Where did all this come from? Maybe I'd absorbed more than I knew. At the time, I was myself at an early adult crossroads – perhaps I'd constructed an elaborate metaphor-drenched synopsis of waiting impatiently for the next stage of my life to commence. Or had my quirky inner radio tuned in some lost frequency from the universal unconscious, someone else's memories? I had no idea, filing the experience under interesting, unknown phenomena for some later consideration. Eventually this dream, too, ceased.

I had a lot of one-offs, equally intricate and in Technicolor, but without troubling repeats. I also awoke to music often, sometimes of unknown origin, something different or more, and more beautiful, than the annoying tunes we can't banish. By this time, I'd learned that one aspect of sleep was housekeeping, to consolidate memory, resorting impressions from our day into the stories we tell ourselves. I knew that some of this noise was random, and with the neo-cortex being the home of man-the-story-teller, we were hard-wired to construct something out of nothing. I could enjoy the occasional opus my sleeping brain wrote for me, secure in the knowledge it didn't have to mean anything.

About this time, I was returning alone from a condo open-house I'd attended at a friend's request, a long pleasant drive, with the driver's window open just a little to relieve the heat. Traveling at speed, but not over the limit, I went under an over-pass where a large grasshopper was suctioned into my vortex through the gap, from the grasses under the bridge, striking me at 60 mph in the face. I jerked, reflexively turning my head away from the pain, unconsciously turning my body and the wheel. The car went off the road. I struggled for control on the gravel shoulder, painfully aware of the other drivers nearby. Although only seconds passed, adrenalin slowed time, allowing all inputs to be measured and thoughts to congeal, as if I had forever to consider each choice. I passed through the chute made by granite cuts lining this section, not able to slow without losing traction, and saw the long bridge over the gorge coming up. I knew the shoulder would disappear and didn't want to go over the drop. A forceful thought came through. “You are not going to die.” And then, curiously, “you've already done that.” The cut gave way to a small gentle hill. The cars from my pack had all passed me now. I took my hands off the wheel, content in some eerie trust that things would work out.

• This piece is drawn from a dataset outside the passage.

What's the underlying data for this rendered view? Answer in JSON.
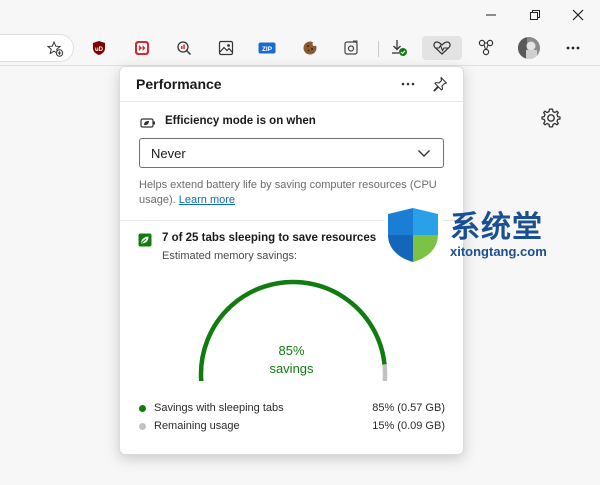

A passing driver described what he'd seen. The car flipped over four times, slowing itself as it rolled down the hill, landing with the roof crushed and all windows broken, finally coming to rest on both snapped axles. The empty baby-seat had been thrown clear, lying ten yards away on the side of the road. That part had proceeded at normal pace. A whirl of rotating images and impressions as my ears tried to accommodate the changing vectors. Unencumbered by a seat-belt, my thighs instinctively locked on the steering column (leaving an impression of deep-purple grapefruits), protecting my head from injury. I crawled unharmed – save for bloody, torn nylons – through the inoperable door's shattered glass. I surveyed the formerly boxy old sedan, now transformed into a smoking triangular wedge resembling a surrealist's TR7. Where did that come from? thinking about the promise, or command, or whatever it had been. Probably my own subconscious, I concluded. But I still couldn't explain the second part . . . so, dismissed it. I could only offer silent thanks to the universe. Serenity drained gradually away, and I got anxious later in the ambulance, remembering that the car was uninsured. And not mine.